First and foremost (if not the hottest) among these many uses at the “Foundry Project”?
A $4.5 million, 40,000-square-foot “high-tech” fish farm in which Shorey would produce thousands of pounds of Mediterranean Sea Bass every week.
BRANZINO, BABY.
Like all the development projects around here, Shorey wants the fish farm up and running, with high-tech Branzino on the tables of Cleveland’s finest restaurants (certainly Doug Katz’s!) by the Republican National Convention.
Shorey’s got commitments from a fish brokerage in Toronto and a fish farm in Indiana to buy huge quantities of of the Branzino, but with endorsements from Katz and the Flying Fig’s Karen Small, we might be seeing more Sea Bass on the menu in local haunts.
(Martha Stewart’s got this shit on lock).
Shorey’s Foundry project also intends to use a small percentage of the fish farm’s profits to fund a non-profit studio art center on the building’s top three floors. (This may include a glass-blowing furnace.
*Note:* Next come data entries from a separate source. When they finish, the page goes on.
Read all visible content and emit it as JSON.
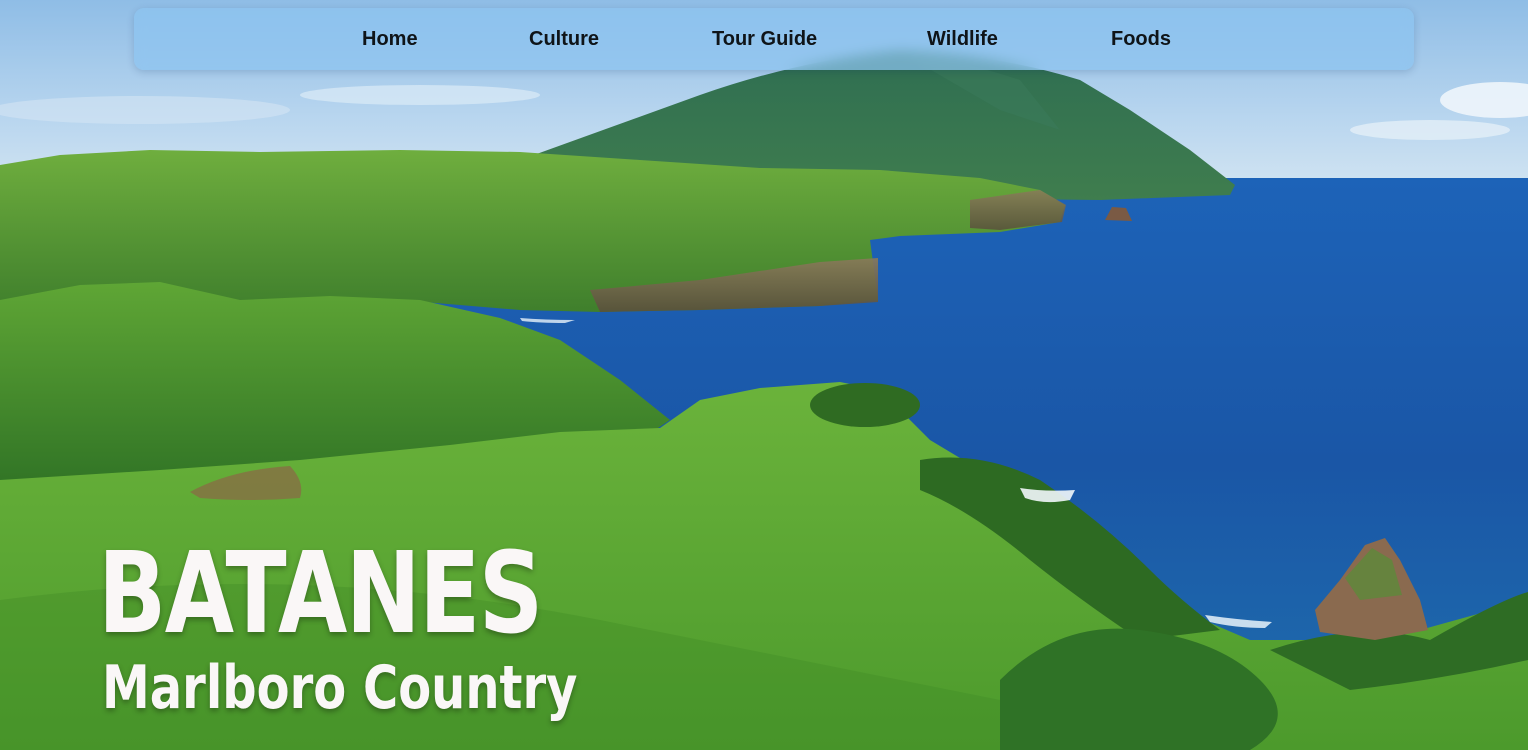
{
  "nav": {
    "items": [
      {
        "label": "Home"
      },
      {
        "label": "Culture"
      },
      {
        "label": "Tour Guide"
      },
      {
        "label": "Wildlife"
      },
      {
        "label": "Foods"
      }
    ]
  },
  "hero": {
    "title": "BATANES",
    "subtitle": "Marlboro Country",
    "image_icon": "landscape-photo-icon"
  },
  "colors": {
    "navbar_bg": "#8cc3f0",
    "nav_text": "#0f1418",
    "hero_text": "#faf7f7",
    "sea": "#1e5fb0",
    "grass": "#4a9a2e",
    "sky": "#a9cfee"
  }
}
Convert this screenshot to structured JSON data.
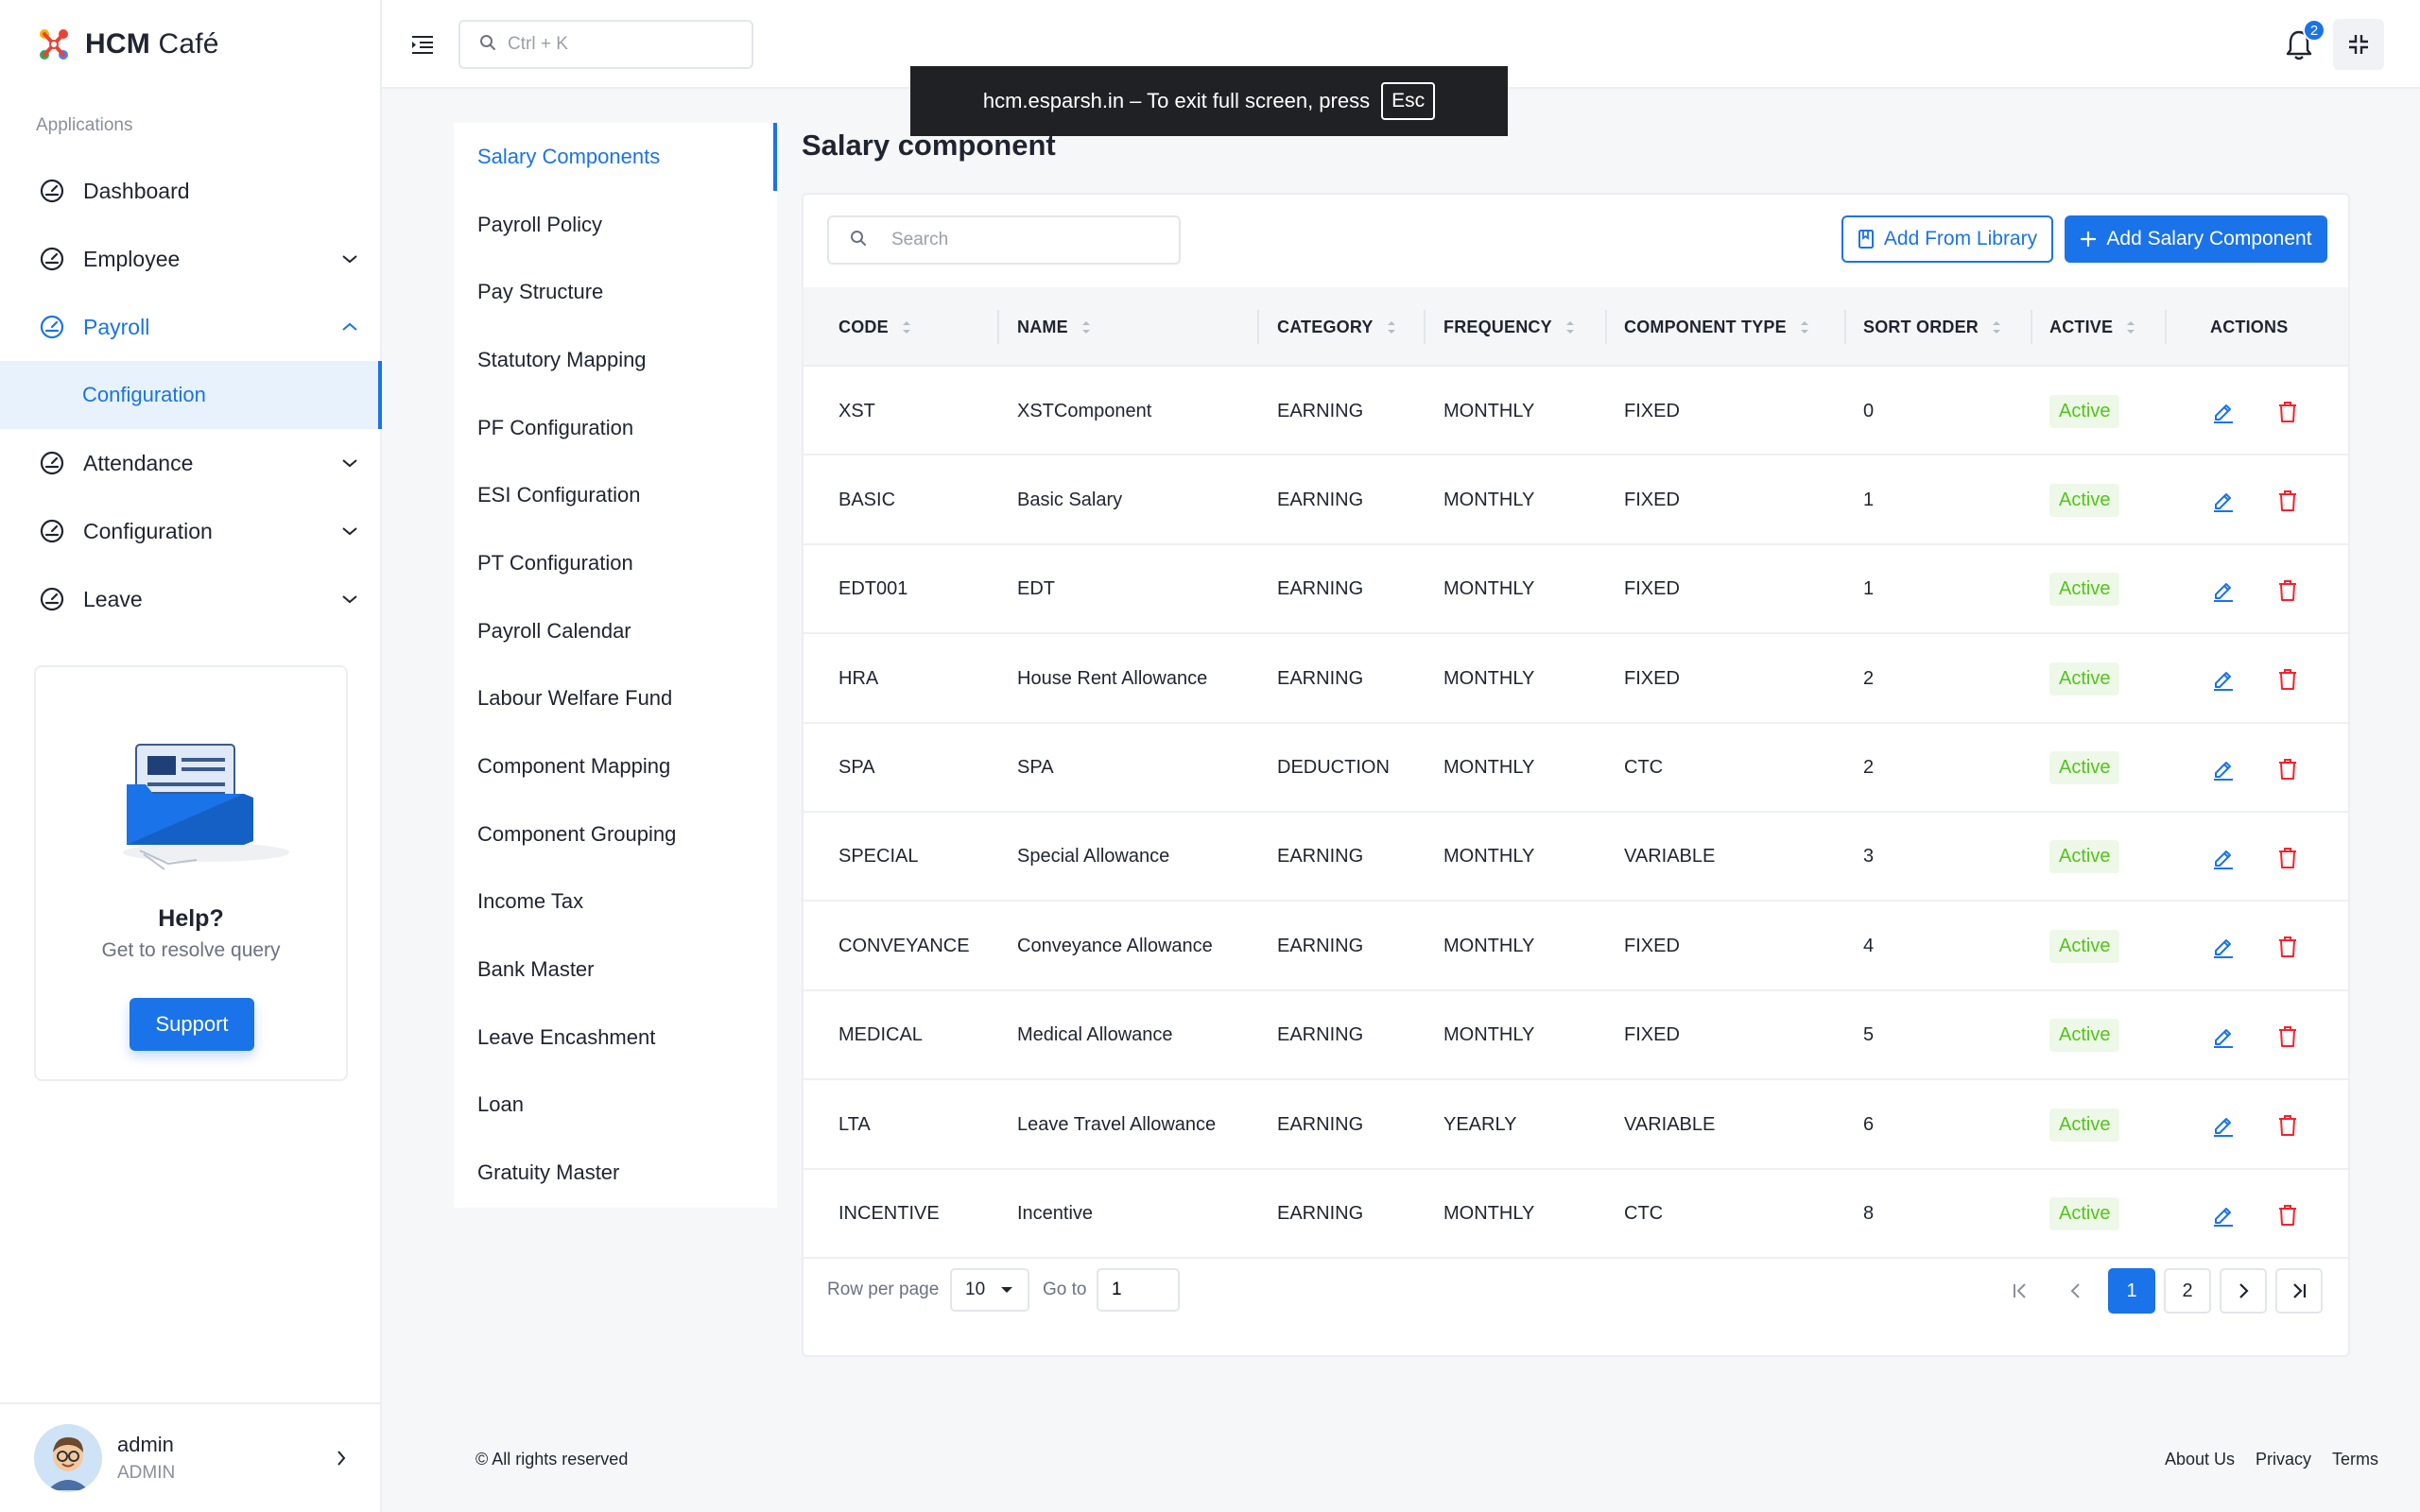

Can you say #HotThemes?)
Shorey hopes to get a computer server farm online within the next six months or so as well, but his primary focus will be on improving the food desert in the surrounding area. His plans include a culinary school and a farmers’ market.
And due to all the toxic dredging in Lake Erie which may mean we can only safely eat mutant Walleye once per month — ONCE PER MONTH?!?! — fish-lovers may have no choice but to find a new favorite locally sourced seafood dish.
This article appears in May 13-19, 2015.

That sounds pretty good to me, at least we wouldn’t have to worry about all the chemicals in the fish. Now, if the tanks or whatever the fish are in catch on fire, then we have a classic Cleveland problem rearing its ugly head once again…
But we may have to worry about chemicals in the fish…they often feed these fish crops like corn and soy, which are often GMO and often doused with glyphosate…which the World Health Organization says is probably carcinogenic. Add to that, farmed fish just isn’t as high quality as wild caught fish. It depends on how the farm is operated as to whether chefs will really want to use it.